I didn’t even know about Cheryl Tiegs:
“Kelly Preston had her third child in 2012, age 48. Susan Sarandon had a baby at 46, and Beverly D’Angelo had twins (with 65yo Al Pacino) at 49. Holly Hunter also gave birth to twins at the age of 47. Geena Davis had her twins at 48, Jane Seymour had twins at 45, Marcia Gay Harden and Desperate Housewives’ Marcia Cross both had twins at 45 and Cheryl Tiegs had twins at 52.” – Huffington Post
That article (and anyone who’s tried to have a baby) assumes these babies were achieved via donor eggs, but I don’t care about that because BABIES.
How do you stop wanting a baby? Shouldn’t biology take care of that? Shit. There goes my feminism.
I met a three-week-old baby at a toy store and started crying. A fellow preschool parent showed me a picture of his one-month-old daughter and I started crying. There are two tables of families of three in this cafe so now I’m enjoying tear-drop steel-cut oatmeal.

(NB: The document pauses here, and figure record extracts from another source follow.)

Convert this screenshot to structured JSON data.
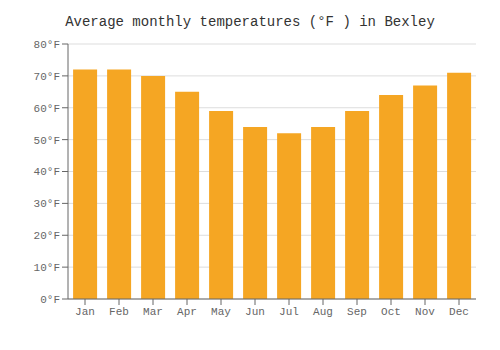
{
  "chart_data": {
    "type": "bar",
    "title": "Average monthly temperatures (°F ) in Bexley",
    "categories": [
      "Jan",
      "Feb",
      "Mar",
      "Apr",
      "May",
      "Jun",
      "Jul",
      "Aug",
      "Sep",
      "Oct",
      "Nov",
      "Dec"
    ],
    "values": [
      72,
      72,
      70,
      65,
      59,
      54,
      52,
      54,
      59,
      64,
      67,
      71
    ],
    "color": "#F5A623",
    "ylim": [
      0,
      80
    ],
    "yticks": [
      {
        "value": 0,
        "label": "0°F"
      },
      {
        "value": 10,
        "label": "10°F"
      },
      {
        "value": 20,
        "label": "20°F"
      },
      {
        "value": 30,
        "label": "30°F"
      },
      {
        "value": 40,
        "label": "40°F"
      },
      {
        "value": 50,
        "label": "50°F"
      },
      {
        "value": 60,
        "label": "60°F"
      },
      {
        "value": 70,
        "label": "70°F"
      },
      {
        "value": 80,
        "label": "80°F"
      }
    ],
    "grid": true
  }
}
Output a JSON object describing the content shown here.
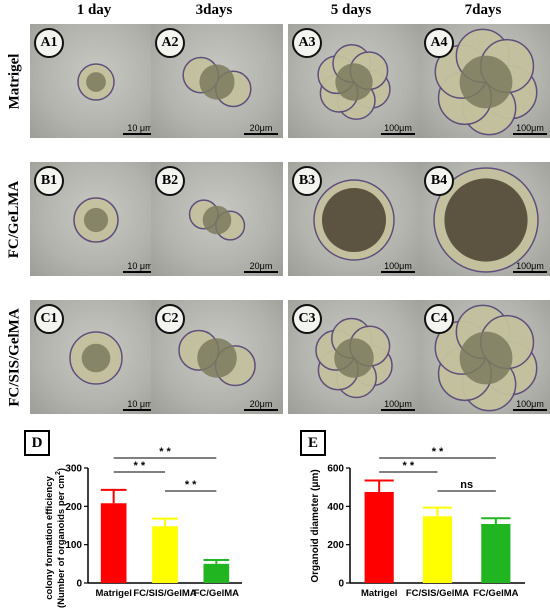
{
  "columns": [
    "1 day",
    "3days",
    "5 days",
    "7days"
  ],
  "rows": [
    "Matrigel",
    "FC/GeLMA",
    "FC/SIS/GelMA"
  ],
  "panels": [
    {
      "label": "A1",
      "scale": "10 μm"
    },
    {
      "label": "A2",
      "scale": "20μm"
    },
    {
      "label": "A3",
      "scale": "100μm"
    },
    {
      "label": "A4",
      "scale": "100μm"
    },
    {
      "label": "B1",
      "scale": "10 μm"
    },
    {
      "label": "B2",
      "scale": "20μm"
    },
    {
      "label": "B3",
      "scale": "100μm"
    },
    {
      "label": "B4",
      "scale": "100μm"
    },
    {
      "label": "C1",
      "scale": "10 μm"
    },
    {
      "label": "C2",
      "scale": "20μm"
    },
    {
      "label": "C3",
      "scale": "100μm"
    },
    {
      "label": "C4",
      "scale": "100μm"
    }
  ],
  "chart_data": [
    {
      "type": "bar",
      "panel_label": "D",
      "categories": [
        "Matrigel",
        "FC/SIS/GelMA",
        "FC/GelMA"
      ],
      "values": [
        208,
        148,
        50
      ],
      "errors": [
        35,
        20,
        10
      ],
      "colors": [
        "#ff0000",
        "#ffff00",
        "#22b522"
      ],
      "ylabel_line1": "colony formation efficiency",
      "ylabel_line2": "(Number of organoids per cm",
      "ylabel_sup": "2",
      "ylabel_end": ")",
      "ylim": [
        0,
        300
      ],
      "yticks": [
        0,
        100,
        200,
        300
      ],
      "significance": [
        {
          "from": 0,
          "to": 2,
          "label": "* *"
        },
        {
          "from": 0,
          "to": 1,
          "label": "* *"
        },
        {
          "from": 1,
          "to": 2,
          "label": "* *"
        }
      ]
    },
    {
      "type": "bar",
      "panel_label": "E",
      "categories": [
        "Matrigel",
        "FC/SIS/GelMA",
        "FC/GelMA"
      ],
      "values": [
        475,
        348,
        308
      ],
      "errors": [
        60,
        45,
        30
      ],
      "colors": [
        "#ff0000",
        "#ffff00",
        "#22b522"
      ],
      "ylabel": "Organoid diameter (μm)",
      "ylim": [
        0,
        600
      ],
      "yticks": [
        0,
        200,
        400,
        600
      ],
      "significance": [
        {
          "from": 0,
          "to": 2,
          "label": "* *"
        },
        {
          "from": 0,
          "to": 1,
          "label": "* *"
        },
        {
          "from": 1,
          "to": 2,
          "label": "ns"
        }
      ]
    }
  ]
}
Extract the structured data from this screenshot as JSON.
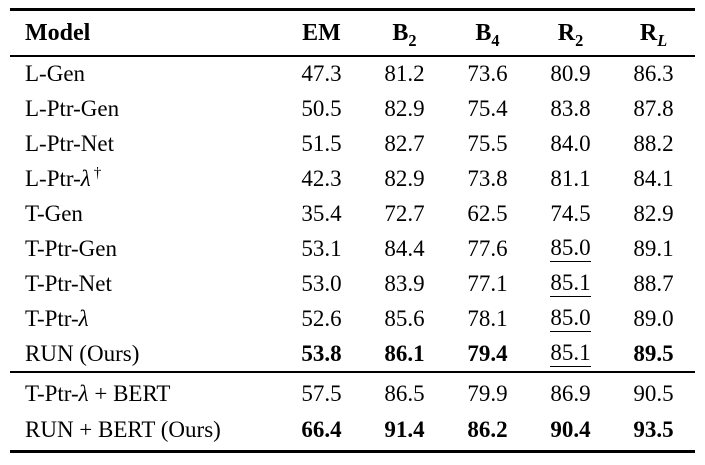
{
  "colors": {
    "background": "#ffffff",
    "text": "#000000",
    "rule": "#000000"
  },
  "table": {
    "header": [
      {
        "base": "Model",
        "sub": ""
      },
      {
        "base": "EM",
        "sub": ""
      },
      {
        "base": "B",
        "sub": "2"
      },
      {
        "base": "B",
        "sub": "4"
      },
      {
        "base": "R",
        "sub": "2"
      },
      {
        "base": "R",
        "sub": "L"
      }
    ],
    "groups": [
      {
        "rows": [
          {
            "label_segments": [
              {
                "t": "L-Gen"
              }
            ],
            "values": [
              {
                "t": "47.3"
              },
              {
                "t": "81.2"
              },
              {
                "t": "73.6"
              },
              {
                "t": "80.9"
              },
              {
                "t": "86.3"
              }
            ]
          },
          {
            "label_segments": [
              {
                "t": "L-Ptr-Gen"
              }
            ],
            "values": [
              {
                "t": "50.5"
              },
              {
                "t": "82.9"
              },
              {
                "t": "75.4"
              },
              {
                "t": "83.8"
              },
              {
                "t": "87.8"
              }
            ]
          },
          {
            "label_segments": [
              {
                "t": "L-Ptr-Net"
              }
            ],
            "values": [
              {
                "t": "51.5"
              },
              {
                "t": "82.7"
              },
              {
                "t": "75.5"
              },
              {
                "t": "84.0"
              },
              {
                "t": "88.2"
              }
            ]
          },
          {
            "label_segments": [
              {
                "t": "L-Ptr-"
              },
              {
                "t": "λ",
                "style": "italic"
              },
              {
                "t": "†",
                "style": "sup"
              }
            ],
            "values": [
              {
                "t": "42.3"
              },
              {
                "t": "82.9"
              },
              {
                "t": "73.8"
              },
              {
                "t": "81.1"
              },
              {
                "t": "84.1"
              }
            ]
          },
          {
            "label_segments": [
              {
                "t": "T-Gen"
              }
            ],
            "values": [
              {
                "t": "35.4"
              },
              {
                "t": "72.7"
              },
              {
                "t": "62.5"
              },
              {
                "t": "74.5"
              },
              {
                "t": "82.9"
              }
            ]
          },
          {
            "label_segments": [
              {
                "t": "T-Ptr-Gen"
              }
            ],
            "values": [
              {
                "t": "53.1"
              },
              {
                "t": "84.4"
              },
              {
                "t": "77.6"
              },
              {
                "t": "85.0",
                "underline": true
              },
              {
                "t": "89.1"
              }
            ]
          },
          {
            "label_segments": [
              {
                "t": "T-Ptr-Net"
              }
            ],
            "values": [
              {
                "t": "53.0"
              },
              {
                "t": "83.9"
              },
              {
                "t": "77.1"
              },
              {
                "t": "85.1",
                "underline": true
              },
              {
                "t": "88.7"
              }
            ]
          },
          {
            "label_segments": [
              {
                "t": "T-Ptr-"
              },
              {
                "t": "λ",
                "style": "italic"
              }
            ],
            "values": [
              {
                "t": "52.6"
              },
              {
                "t": "85.6"
              },
              {
                "t": "78.1"
              },
              {
                "t": "85.0",
                "underline": true
              },
              {
                "t": "89.0"
              }
            ]
          },
          {
            "label_segments": [
              {
                "t": "RUN (Ours)"
              }
            ],
            "values": [
              {
                "t": "53.8",
                "bold": true
              },
              {
                "t": "86.1",
                "bold": true
              },
              {
                "t": "79.4",
                "bold": true
              },
              {
                "t": "85.1",
                "underline": true
              },
              {
                "t": "89.5",
                "bold": true
              }
            ]
          }
        ]
      },
      {
        "rows": [
          {
            "label_segments": [
              {
                "t": "T-Ptr-"
              },
              {
                "t": "λ",
                "style": "italic"
              },
              {
                "t": " + BERT"
              }
            ],
            "values": [
              {
                "t": "57.5"
              },
              {
                "t": "86.5"
              },
              {
                "t": "79.9"
              },
              {
                "t": "86.9"
              },
              {
                "t": "90.5"
              }
            ]
          },
          {
            "label_segments": [
              {
                "t": "RUN + BERT (Ours)"
              }
            ],
            "values": [
              {
                "t": "66.4",
                "bold": true
              },
              {
                "t": "91.4",
                "bold": true
              },
              {
                "t": "86.2",
                "bold": true
              },
              {
                "t": "90.4",
                "bold": true
              },
              {
                "t": "93.5",
                "bold": true
              }
            ]
          }
        ]
      }
    ]
  }
}
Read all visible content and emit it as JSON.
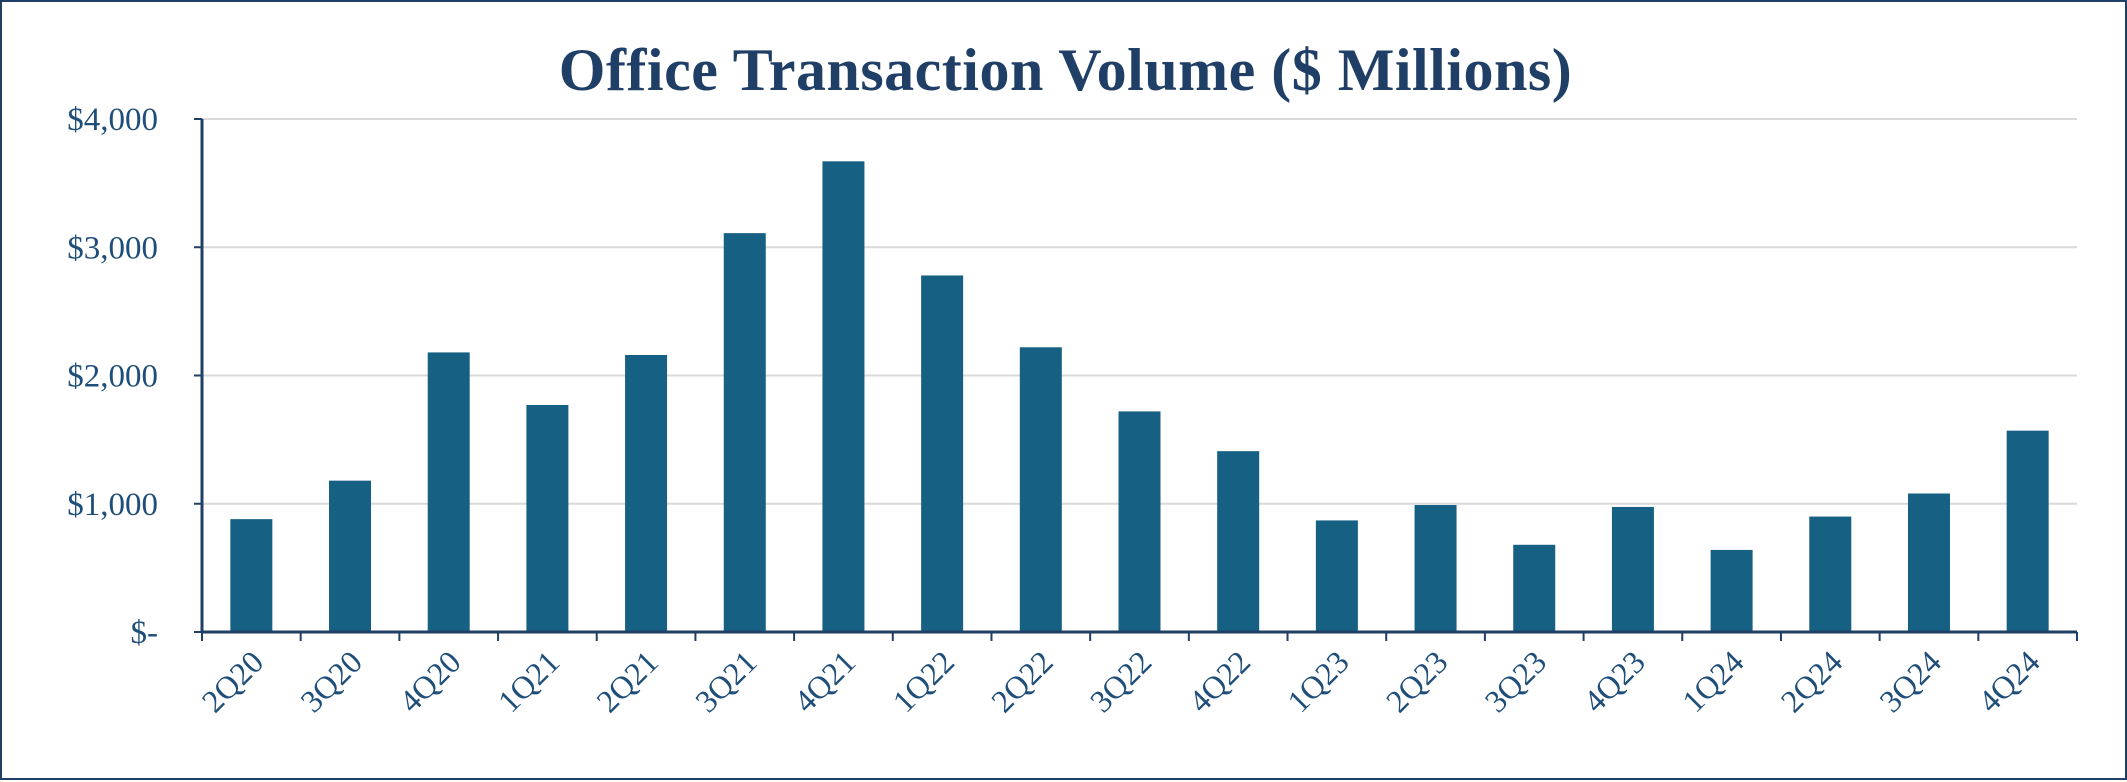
{
  "chart_data": {
    "type": "bar",
    "title": "Office Transaction Volume ($ Millions)",
    "xlabel": "",
    "ylabel": "",
    "categories": [
      "2Q20",
      "3Q20",
      "4Q20",
      "1Q21",
      "2Q21",
      "3Q21",
      "4Q21",
      "1Q22",
      "2Q22",
      "3Q22",
      "4Q22",
      "1Q23",
      "2Q23",
      "3Q23",
      "4Q23",
      "1Q24",
      "2Q24",
      "3Q24",
      "4Q24"
    ],
    "values": [
      880,
      1180,
      2180,
      1770,
      2160,
      3110,
      3670,
      2780,
      2220,
      1720,
      1410,
      870,
      990,
      680,
      975,
      640,
      900,
      1080,
      1570
    ],
    "ylim": [
      0,
      4000
    ],
    "yticks": [
      {
        "value": 0,
        "label": "$-"
      },
      {
        "value": 1000,
        "label": "$1,000"
      },
      {
        "value": 2000,
        "label": "$2,000"
      },
      {
        "value": 3000,
        "label": "$3,000"
      },
      {
        "value": 4000,
        "label": "$4,000"
      }
    ],
    "grid": true,
    "legend": "none",
    "colors": {
      "bar": "#166083",
      "axis": "#1f3f66",
      "grid": "#d9d9d9",
      "text": "#1f4e79"
    }
  }
}
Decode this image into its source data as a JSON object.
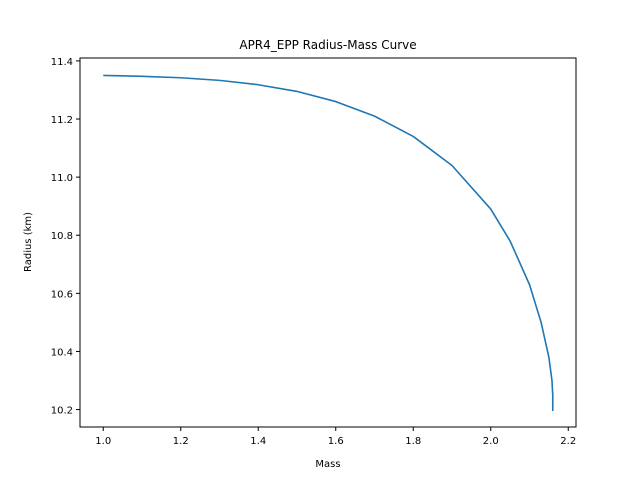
{
  "chart_data": {
    "type": "line",
    "title": "APR4_EPP Radius-Mass Curve",
    "xlabel": "Mass",
    "ylabel": "Radius (km)",
    "xlim": [
      0.94,
      2.22
    ],
    "ylim": [
      10.14,
      11.41
    ],
    "xticks": [
      1.0,
      1.2,
      1.4,
      1.6,
      1.8,
      2.0,
      2.2
    ],
    "xtick_labels": [
      "1.0",
      "1.2",
      "1.4",
      "1.6",
      "1.8",
      "2.0",
      "2.2"
    ],
    "yticks": [
      10.2,
      10.4,
      10.6,
      10.8,
      11.0,
      11.2,
      11.4
    ],
    "ytick_labels": [
      "10.2",
      "10.4",
      "10.6",
      "10.8",
      "11.0",
      "11.2",
      "11.4"
    ],
    "grid": false,
    "legend": "none",
    "series": [
      {
        "color": "#1f77b4",
        "x": [
          1.0,
          1.1,
          1.2,
          1.3,
          1.4,
          1.5,
          1.6,
          1.7,
          1.8,
          1.9,
          2.0,
          2.05,
          2.1,
          2.13,
          2.15,
          2.158,
          2.16,
          2.16
        ],
        "y": [
          11.35,
          11.347,
          11.342,
          11.333,
          11.318,
          11.295,
          11.26,
          11.21,
          11.14,
          11.04,
          10.89,
          10.78,
          10.63,
          10.5,
          10.38,
          10.3,
          10.25,
          10.195
        ]
      }
    ]
  }
}
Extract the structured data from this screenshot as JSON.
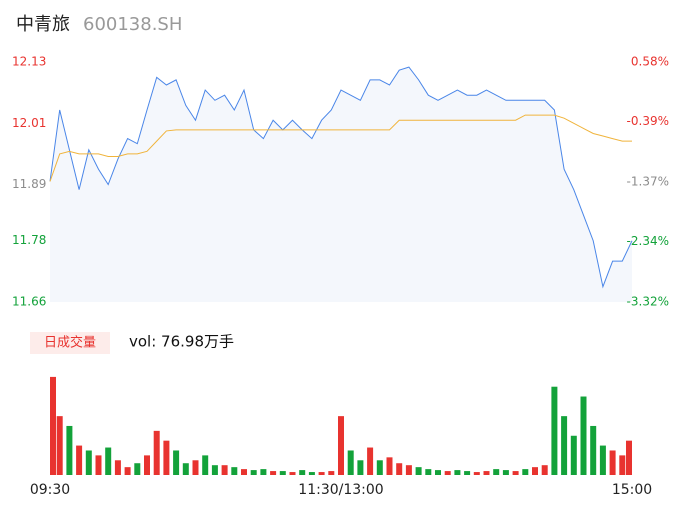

Despite convinced Farrah Star is trying to kill me (as I was with Arlo), I would do it again in a heartbeat. Is it the success after trying so long to get Arlo and Farrah Star that drives me? Success breeds success, right? Or is it my body that tells me every single month, “There’s still a chance! Fool! What are you waiting for?”? I bleed therefore I am. There are two parents in our baby-making enterprise however, and the silent partner is finished, or perhaps better stated: complete. I understand his reasons for pulling his plug but how do I stem my flow of desire? I will soon be 44 and I will never take another fertility drug so the chances of me becoming and sustaining a healthy pregnancy are less than 5%. But still . . . maybe . . . and there in the headlines: possibility.
I donated all my maternity clothes in a show of solidarity towards my husband. I don’t think he noticed but at least he’ll never catch me in the closet smelling them, smiling at the memory of the body they used to decorate.
It would be timely to end this post with a link to that “Let It Go” song but instead I’m going to bring back my maternity clothes if only in this virtual reality. And if you could tell me how you got over your babylust, please add it in the comments and I’d be much obliged, in solidarity. And just like that I’m a feminist again.